We have way too many books (is that possible?!) so I wrapped three up in plastic, in case it rained, added a note, and took them to Roanne to leave on benches around the port, where lots of narrowboats/barges tie up. There are several Anglophone boats there, so I thought they would be found & enjoyed. I also popped in some English “Ninja notes”. I took some French “Ninja notes” as well, to leave around the Port. Here they are, ready to go:
I had a couple of pairs of trousers, all packaged up in a bag, ready to go to the white “Relais” charity bin too, but I’d never quite got round to it. So I rooted through the wardrobe, and found a pair of brand new, bought-on-impulse, didn’t fit me trousers that I’d been planning on selling (but not done anything about) plus a pullover and a long sleeved T-shirt, which I bagged up too, to take for the Relais bin.

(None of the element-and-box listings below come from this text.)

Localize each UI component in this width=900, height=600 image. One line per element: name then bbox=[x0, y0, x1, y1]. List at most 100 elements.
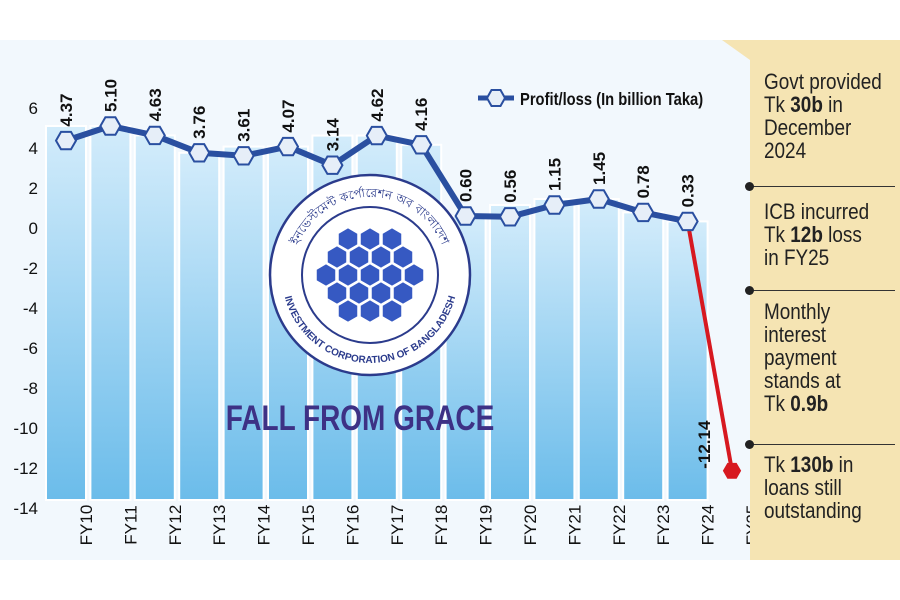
point-fy10 bbox=[54, 130, 78, 151]
x-tick-label: FY10 bbox=[77, 505, 96, 546]
bar-fy12 bbox=[133, 134, 176, 501]
x-tick-label: FY15 bbox=[299, 505, 318, 546]
facts-sidebar: Govt provided Tk 30b in December 2024 IC… bbox=[745, 40, 900, 560]
y-tick-label: -10 bbox=[13, 419, 38, 438]
logo-hexagon bbox=[381, 262, 403, 288]
divider-bullet bbox=[745, 286, 754, 295]
fact-line: outstanding bbox=[764, 498, 862, 523]
legend-marker bbox=[485, 89, 507, 107]
point-fy19 bbox=[454, 206, 477, 226]
x-tick-label: FY25 bbox=[743, 505, 750, 546]
value-label-fy10: 4.37 bbox=[57, 94, 76, 127]
chart-legend: Profit/loss (In billion Taka) bbox=[478, 89, 703, 110]
point-fy22 bbox=[587, 189, 610, 209]
fact-line: Monthly bbox=[764, 299, 831, 324]
bar-fy13 bbox=[178, 151, 221, 502]
bar-fy22 bbox=[577, 198, 620, 501]
x-tick-label: FY16 bbox=[343, 505, 362, 546]
fact-loans-outstanding: Tk 130b in loans still outstanding bbox=[764, 453, 879, 522]
x-tick-label: FY14 bbox=[255, 505, 274, 546]
x-tick-label: FY23 bbox=[654, 505, 673, 546]
fact-line: Tk 130b in bbox=[764, 453, 879, 476]
value-label-fy23: 0.78 bbox=[634, 165, 653, 198]
bar-fy24 bbox=[666, 220, 709, 501]
fact-text: Tk bbox=[764, 92, 791, 117]
logo-hexagon bbox=[359, 226, 381, 252]
value-label-fy25: -12.14 bbox=[695, 420, 714, 469]
value-label-fy15: 4.07 bbox=[279, 100, 298, 133]
y-tick-label: -4 bbox=[23, 299, 38, 318]
logo-hexagon bbox=[370, 244, 392, 270]
point-fy21 bbox=[543, 195, 566, 215]
bar-fy10 bbox=[45, 125, 87, 501]
fact-text: loss bbox=[822, 222, 862, 247]
y-tick-label: 4 bbox=[29, 139, 38, 158]
y-tick-label: 0 bbox=[29, 219, 38, 238]
sidebar-fold bbox=[722, 40, 750, 60]
logo-hexagon bbox=[315, 262, 337, 288]
fact-icb-loss: ICB incurred Tk 12b loss in FY25 bbox=[764, 200, 879, 269]
value-label-fy11: 5.10 bbox=[101, 79, 120, 112]
logo-hexagon bbox=[337, 262, 359, 288]
x-tick-label: FY22 bbox=[610, 505, 629, 546]
fact-amount: 30b bbox=[790, 92, 823, 117]
fact-text: Tk bbox=[764, 391, 791, 416]
logo-hexagon bbox=[348, 280, 370, 306]
fact-amount: 130b bbox=[790, 452, 834, 477]
point-fy11 bbox=[99, 116, 122, 136]
point-fy25 bbox=[722, 462, 742, 479]
value-label-fy24: 0.33 bbox=[679, 174, 698, 207]
fact-line: Tk 30b in bbox=[764, 93, 879, 116]
x-tick-label: FY11 bbox=[121, 505, 140, 544]
fact-line: ICB incurred bbox=[764, 199, 870, 224]
fact-divider bbox=[745, 182, 895, 191]
fact-line: payment bbox=[764, 345, 837, 370]
value-label-fy12: 4.63 bbox=[146, 88, 165, 121]
logo-hexagon bbox=[392, 280, 414, 306]
logo-hexagon bbox=[392, 244, 414, 270]
value-label-fy22: 1.45 bbox=[590, 152, 609, 185]
logo-hexagon bbox=[381, 298, 403, 324]
profit-loss-chart: 6 4 2 0 -2 -4 -6 -8 -10 -12 -14 FY10 FY11 FY12 FY13 FY1… bbox=[0, 40, 750, 560]
point-fy14 bbox=[232, 146, 255, 166]
fact-text: Tk bbox=[764, 452, 791, 477]
fact-line: 2024 bbox=[764, 138, 807, 163]
point-fy15 bbox=[276, 136, 300, 157]
x-tick-label: FY13 bbox=[210, 505, 229, 546]
y-tick-label: 6 bbox=[29, 99, 38, 118]
value-label-fy18: 4.16 bbox=[412, 98, 431, 131]
logo-hexagon bbox=[348, 244, 370, 270]
value-label-fy21: 1.15 bbox=[545, 158, 564, 191]
fact-divider bbox=[745, 286, 895, 295]
value-label-fy13: 3.76 bbox=[190, 106, 209, 139]
fact-line: December bbox=[764, 115, 852, 140]
point-fy20 bbox=[498, 207, 522, 227]
value-label-fy19: 0.60 bbox=[457, 169, 476, 202]
y-tick-label: -12 bbox=[13, 459, 38, 478]
fact-text: in bbox=[822, 92, 843, 117]
x-tick-label: FY12 bbox=[166, 505, 185, 546]
point-fy13 bbox=[188, 143, 211, 163]
logo-hexagon bbox=[403, 262, 425, 288]
logo-hexagon bbox=[359, 298, 381, 324]
x-tick-label: FY24 bbox=[699, 505, 718, 546]
fact-govt-provided: Govt provided Tk 30b in December 2024 bbox=[764, 70, 882, 163]
logo-hexagon bbox=[381, 226, 403, 252]
y-tick-label: -6 bbox=[23, 339, 38, 358]
point-fy17 bbox=[365, 125, 388, 146]
bar-fy23 bbox=[622, 211, 665, 501]
fact-amount: 0.9b bbox=[790, 391, 829, 416]
value-label-fy20: 0.56 bbox=[501, 170, 520, 203]
point-fy16 bbox=[321, 155, 344, 175]
fact-line: Tk 0.9b bbox=[764, 392, 879, 415]
bar-fy14 bbox=[222, 145, 265, 501]
icb-logo: ইনভেস্টমেন্ট কর্পোরেশন অব বাংলাদেশ INVES… bbox=[268, 173, 472, 377]
x-tick-label: FY20 bbox=[521, 505, 540, 546]
bar-fy21 bbox=[533, 198, 576, 501]
x-tick-label: FY18 bbox=[432, 505, 451, 546]
y-tick-label: 2 bbox=[29, 179, 38, 198]
divider-bullet bbox=[745, 440, 754, 449]
legend-label: Profit/loss (In billion Taka) bbox=[520, 90, 703, 110]
logo-hexagon bbox=[337, 226, 359, 252]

Jasper (ICOT) checks the quality of the bag.
Sadly, I rather let the side down by then going to Noz, because my student had cancelled, but I’d forgotten, so I had 2 hours to kill, and I spent money. But in my defence it was mostly on cat food, beer and cereal which we needed (well, OK, we didn’t need the beer!) But also on some other groceries, some pretty notecards, which are going to be useful for today’s challenge, a few craft items and a folder for work. So while I didn’t buy things which were strictly necessary, they were things which will be useful!

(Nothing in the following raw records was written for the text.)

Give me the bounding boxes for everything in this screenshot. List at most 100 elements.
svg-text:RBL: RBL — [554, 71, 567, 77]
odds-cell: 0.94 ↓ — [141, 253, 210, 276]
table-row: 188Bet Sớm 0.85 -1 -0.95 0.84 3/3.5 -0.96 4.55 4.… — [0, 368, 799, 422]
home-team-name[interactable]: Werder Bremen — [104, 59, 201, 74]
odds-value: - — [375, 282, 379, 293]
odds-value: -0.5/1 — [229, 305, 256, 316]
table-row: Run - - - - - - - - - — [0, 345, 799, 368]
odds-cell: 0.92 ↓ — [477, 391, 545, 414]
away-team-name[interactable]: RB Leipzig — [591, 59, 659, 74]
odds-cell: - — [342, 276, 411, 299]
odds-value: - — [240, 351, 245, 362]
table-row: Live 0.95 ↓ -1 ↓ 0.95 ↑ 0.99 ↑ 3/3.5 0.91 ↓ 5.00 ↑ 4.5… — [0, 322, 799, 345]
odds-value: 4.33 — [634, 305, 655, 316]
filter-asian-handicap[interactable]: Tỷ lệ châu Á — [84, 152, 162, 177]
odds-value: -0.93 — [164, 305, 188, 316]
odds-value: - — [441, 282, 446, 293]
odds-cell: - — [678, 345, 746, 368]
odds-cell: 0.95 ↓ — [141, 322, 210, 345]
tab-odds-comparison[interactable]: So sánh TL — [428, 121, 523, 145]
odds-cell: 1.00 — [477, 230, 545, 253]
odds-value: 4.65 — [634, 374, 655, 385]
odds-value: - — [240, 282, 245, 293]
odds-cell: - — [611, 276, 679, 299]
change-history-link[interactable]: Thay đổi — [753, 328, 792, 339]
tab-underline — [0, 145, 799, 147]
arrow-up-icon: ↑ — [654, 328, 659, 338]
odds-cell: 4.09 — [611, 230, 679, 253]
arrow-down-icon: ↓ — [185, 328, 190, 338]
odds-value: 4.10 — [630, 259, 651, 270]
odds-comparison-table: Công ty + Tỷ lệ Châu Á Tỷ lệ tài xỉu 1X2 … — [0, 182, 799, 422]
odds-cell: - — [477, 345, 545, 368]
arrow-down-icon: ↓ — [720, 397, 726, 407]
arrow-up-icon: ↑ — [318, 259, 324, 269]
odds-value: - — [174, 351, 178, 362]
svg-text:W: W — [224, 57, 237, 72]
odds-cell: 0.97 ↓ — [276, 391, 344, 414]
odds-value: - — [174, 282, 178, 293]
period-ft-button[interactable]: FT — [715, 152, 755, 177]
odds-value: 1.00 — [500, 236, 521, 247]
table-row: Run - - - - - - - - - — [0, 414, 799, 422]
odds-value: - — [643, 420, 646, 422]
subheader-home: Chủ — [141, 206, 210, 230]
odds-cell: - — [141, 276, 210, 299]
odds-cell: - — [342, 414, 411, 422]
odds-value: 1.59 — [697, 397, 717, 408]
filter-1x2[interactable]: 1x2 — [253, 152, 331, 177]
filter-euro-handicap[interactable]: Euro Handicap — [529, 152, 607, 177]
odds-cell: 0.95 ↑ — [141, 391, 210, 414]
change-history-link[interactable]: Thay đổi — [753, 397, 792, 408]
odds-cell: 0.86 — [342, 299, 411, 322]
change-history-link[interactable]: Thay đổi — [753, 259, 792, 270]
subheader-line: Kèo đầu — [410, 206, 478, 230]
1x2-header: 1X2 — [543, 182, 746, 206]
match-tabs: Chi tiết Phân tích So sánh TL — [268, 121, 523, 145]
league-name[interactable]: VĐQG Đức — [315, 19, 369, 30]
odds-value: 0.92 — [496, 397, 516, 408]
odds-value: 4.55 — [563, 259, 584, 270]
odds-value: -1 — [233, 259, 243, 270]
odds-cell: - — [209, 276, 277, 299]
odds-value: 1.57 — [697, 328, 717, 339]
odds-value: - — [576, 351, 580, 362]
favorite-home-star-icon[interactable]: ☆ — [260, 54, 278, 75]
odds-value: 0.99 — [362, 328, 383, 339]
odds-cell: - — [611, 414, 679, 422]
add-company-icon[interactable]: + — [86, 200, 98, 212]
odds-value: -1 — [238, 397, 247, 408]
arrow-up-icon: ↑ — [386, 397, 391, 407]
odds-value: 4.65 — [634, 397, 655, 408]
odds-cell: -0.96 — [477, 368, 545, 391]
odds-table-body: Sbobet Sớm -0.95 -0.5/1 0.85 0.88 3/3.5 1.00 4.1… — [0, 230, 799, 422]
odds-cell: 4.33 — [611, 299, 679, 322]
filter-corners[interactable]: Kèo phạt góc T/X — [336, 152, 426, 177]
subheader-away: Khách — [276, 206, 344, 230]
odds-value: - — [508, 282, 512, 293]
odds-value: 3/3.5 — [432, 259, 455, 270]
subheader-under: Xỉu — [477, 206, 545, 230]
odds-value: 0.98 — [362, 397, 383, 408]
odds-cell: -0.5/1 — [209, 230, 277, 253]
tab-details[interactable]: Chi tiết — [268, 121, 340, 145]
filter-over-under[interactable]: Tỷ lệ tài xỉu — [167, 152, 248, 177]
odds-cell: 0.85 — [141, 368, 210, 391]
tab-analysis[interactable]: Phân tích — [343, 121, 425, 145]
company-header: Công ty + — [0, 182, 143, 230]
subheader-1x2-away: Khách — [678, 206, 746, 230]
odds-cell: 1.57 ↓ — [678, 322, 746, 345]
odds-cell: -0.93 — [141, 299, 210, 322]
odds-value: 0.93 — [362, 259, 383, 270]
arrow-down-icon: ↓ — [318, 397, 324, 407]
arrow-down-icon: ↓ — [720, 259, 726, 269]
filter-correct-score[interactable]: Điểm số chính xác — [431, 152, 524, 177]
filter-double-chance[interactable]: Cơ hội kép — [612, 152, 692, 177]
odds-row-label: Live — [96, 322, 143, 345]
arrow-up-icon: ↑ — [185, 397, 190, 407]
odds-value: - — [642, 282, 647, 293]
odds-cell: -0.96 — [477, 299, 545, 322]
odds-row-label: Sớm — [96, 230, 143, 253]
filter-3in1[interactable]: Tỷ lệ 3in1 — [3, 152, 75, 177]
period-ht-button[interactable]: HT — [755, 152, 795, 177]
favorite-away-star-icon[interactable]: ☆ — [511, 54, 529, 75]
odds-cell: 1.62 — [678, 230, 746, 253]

However, I will try to consider my spending more carefully – I am not a real impulse buyer, but I do buy more things than I need, so while I don’t think I could manage a year (or even a month’s) spending ban, I will try to buy things more mindfully in future. Maybe adopt a “one in, one out” policy – if I buy an item for my wardrobe, I must donate one to a charity shop. That way I will be more sensible AND I won’t fill the wardrobe to bursting point!
ACT N°26: GRATEFUL
Taking people for granted. It’s an easy trap to fall into, even if we think we’re genuinely decent people. Gratitude takes effort. It takes remembering. It takes serious, considered, wonder-centered thankfulness.

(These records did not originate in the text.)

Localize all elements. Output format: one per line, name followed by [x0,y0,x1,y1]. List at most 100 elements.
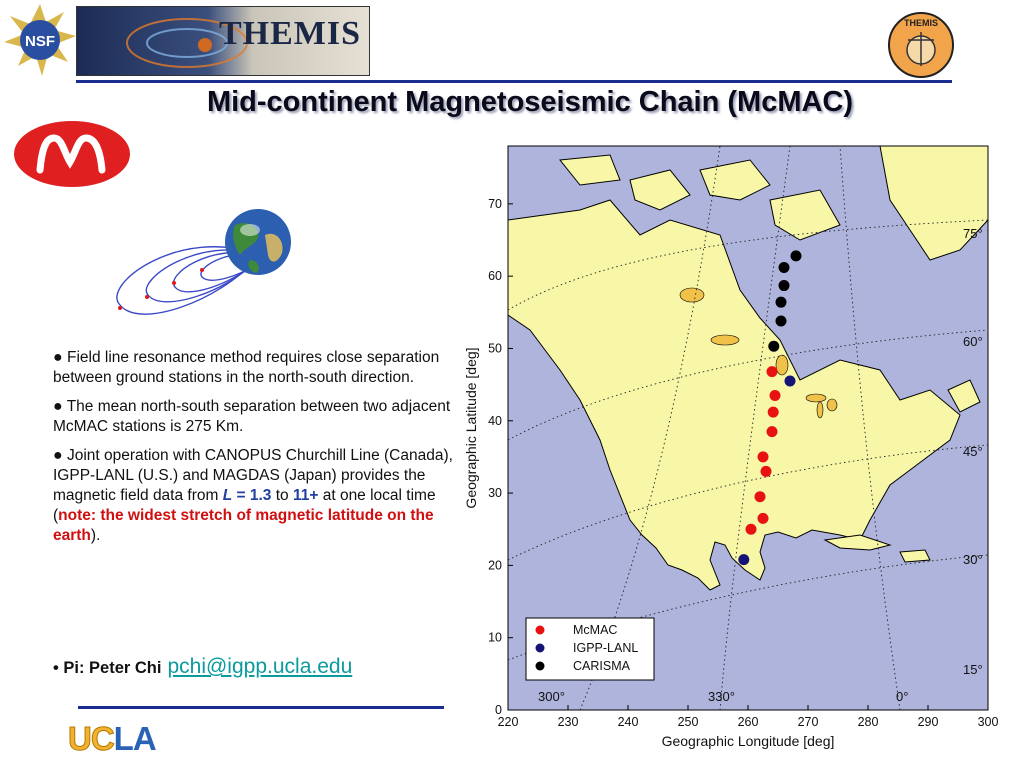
legend-box [525,617,655,681]
lake-winnipeg [775,354,789,376]
mag-label-300: 300° [538,689,565,704]
bullet-3-mid: at one local time ( [53,487,436,524]
arctic-island-2 [699,159,771,201]
bullet-1: ● Field line resonance method requires c… [53,348,463,388]
l-lower-value: = 1.3 [232,487,272,504]
great-bear-lake [679,287,705,303]
legend-igpp-label: IGPP-LANL [573,641,638,655]
hispaniola [899,549,931,563]
greenland [879,145,989,261]
nsf-logo: NSF [4,4,76,76]
ucla-logo-uc: UC [68,720,116,758]
mag-label-60: 60° [963,334,983,349]
mag-label-30: 30° [963,552,983,567]
x-tick-label: 300 [978,715,999,729]
pi-email-link[interactable]: pchi@igpp.ucla.edu [167,655,353,678]
m-logo [14,121,130,187]
y-tick-label: 70 [488,197,502,211]
bullet-marker: ● [53,447,63,464]
themis-banner-title: THEMIS [218,15,361,52]
l-symbol: L [222,487,233,504]
north-america-land [507,199,961,591]
x-axis-label: Geographic Longitude [deg] [662,733,835,749]
y-tick-label: 60 [488,269,502,283]
highlight-note: note: the widest stretch of magnetic lat… [53,507,434,544]
legend-carisma-label: CARISMA [573,659,631,673]
mag-label-75: 75° [963,226,983,241]
x-tick-label: 230 [558,715,579,729]
great-slave-lake [710,334,740,346]
bullet-2-text: The mean north-south separation between … [53,398,451,435]
y-tick-label: 0 [495,703,502,717]
station-carisma-marker [790,250,802,262]
lake-huron [826,398,838,412]
magnetic-grid [507,145,989,711]
station-mcmac-marker [766,426,778,438]
y-axis-label: Geographic Latitude [deg] [463,347,479,508]
bullet-2: ● The mean north-south separation betwee… [53,397,463,437]
station-igpp-lanl-marker [784,375,796,387]
station-mcmac-marker [754,491,766,503]
x-tick-label: 250 [678,715,699,729]
nsf-text: NSF [25,33,55,50]
station-mcmac-marker [745,523,757,535]
station-mcmac-marker [769,389,781,401]
y-tick-label: 50 [488,341,502,355]
station-igpp-lanl-marker [738,554,750,566]
range-to: to [271,487,293,504]
station-mcmac-marker [757,451,769,463]
field-line-illustration [116,209,291,315]
y-tick-label: 10 [488,631,502,645]
y-tick-label: 30 [488,486,502,500]
cuba [823,534,892,551]
arctic-island-1 [629,169,691,211]
ucla-logo-la: LA [113,720,157,757]
mag-label-330: 330° [708,689,735,704]
mag-label-45: 45° [963,444,983,459]
station-mcmac-marker [760,465,772,477]
bullet-3-end: ). [90,527,101,544]
station-carisma-marker [778,261,790,273]
lakes [679,287,838,419]
bullet-marker: ● [53,398,63,415]
land-masses [507,145,989,591]
bullet-marker: ● [53,349,63,366]
legend-mcmac-marker [535,625,545,635]
x-tick-label: 280 [858,715,879,729]
legend-mcmac-label: McMAC [573,623,617,637]
slide-title: Mid-continent Magnetoseismic Chain (McMA… [206,86,854,118]
mag-label-15: 15° [963,662,983,677]
station-mcmac-marker [767,406,779,418]
bullet-1-text: Field line resonance method requires clo… [53,349,440,386]
bullet-list: ● Field line resonance method requires c… [53,348,463,555]
themis-banner: THEMIS [76,6,370,76]
station-mcmac-marker [766,366,778,378]
y-tick-label: 40 [488,414,502,428]
bullet-3: ● Joint operation with CANOPUS Churchill… [53,446,463,546]
arctic-island-4 [559,154,621,186]
lake-michigan [816,401,824,419]
ucla-logo: UCLA [68,720,157,758]
legend-igpp-marker [535,643,545,653]
mag-label-0: 0° [896,689,908,704]
station-carisma-marker [768,340,780,352]
axis-ticks: 220 230 240 250 260 270 280 290 300 0 10 20 30 40 50 60… [488,197,998,729]
station-carisma-marker [775,296,787,308]
x-tick-label: 290 [918,715,939,729]
y-tick-label: 20 [488,558,502,572]
x-tick-label: 270 [798,715,819,729]
legend-carisma-marker [535,661,545,671]
x-tick-label: 240 [618,715,639,729]
newfoundland [947,379,981,413]
map-legend: McMAC IGPP-LANL CARISMA [525,617,655,681]
bullet-3-text: Joint operation with CANOPUS Churchill L… [53,447,453,504]
station-map: 75° 60° 45° 30° 15° 0° 300° 330° 220 230 2… [463,145,998,749]
lake-superior [805,393,827,403]
x-tick-label: 220 [498,715,519,729]
station-carisma-marker [778,280,790,292]
arctic-island-3 [769,189,841,241]
l-upper-value: 11+ [292,487,319,504]
themis-badge-logo: THEMIS [888,12,954,78]
badge-text: THEMIS [904,18,938,28]
pi-label: • Pi: Peter Chi [53,659,162,677]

Write down a number of people from your past who’ve supported and helped you. Commit to contacting each, to tell them ‘thank you’. P.S. Not all in one day!
Write a letter thanking someone. This might not be the easiest thing for a lot of us. If you’re not prone to cracking out the fountain pen and writing paper, you can write a well-composed Facebook message – and sometimes, a few well-chosen words can mean more than a page of prose.
How about thanking someone who doesn’t usually get thanked in person: your bus driver, the local postman, the colleague who always puts on a fresh pot of coffee or empties the dishwasher. Appreciating these people will add a whole ton of value to their day, and being thankful is a great way to begin your week.
And the meditation is here
I had started this well before Lent, with some beautiful postcards that I had been given, sending out two or three a week, but because of time, and getting involved in other 40 Acts, I have let this slip. With the notecards that I bought yesterday, plus other cards, I will take up my pen and write again at the weekend. I have had lovely emails back from people that I’ve written to, so I know that they are appreciated – it’s just getting round to it. Which is always my problem!
I will also take some biscuits to the Post Office (probably when I take the letters in to send!) to share with all the postal workers.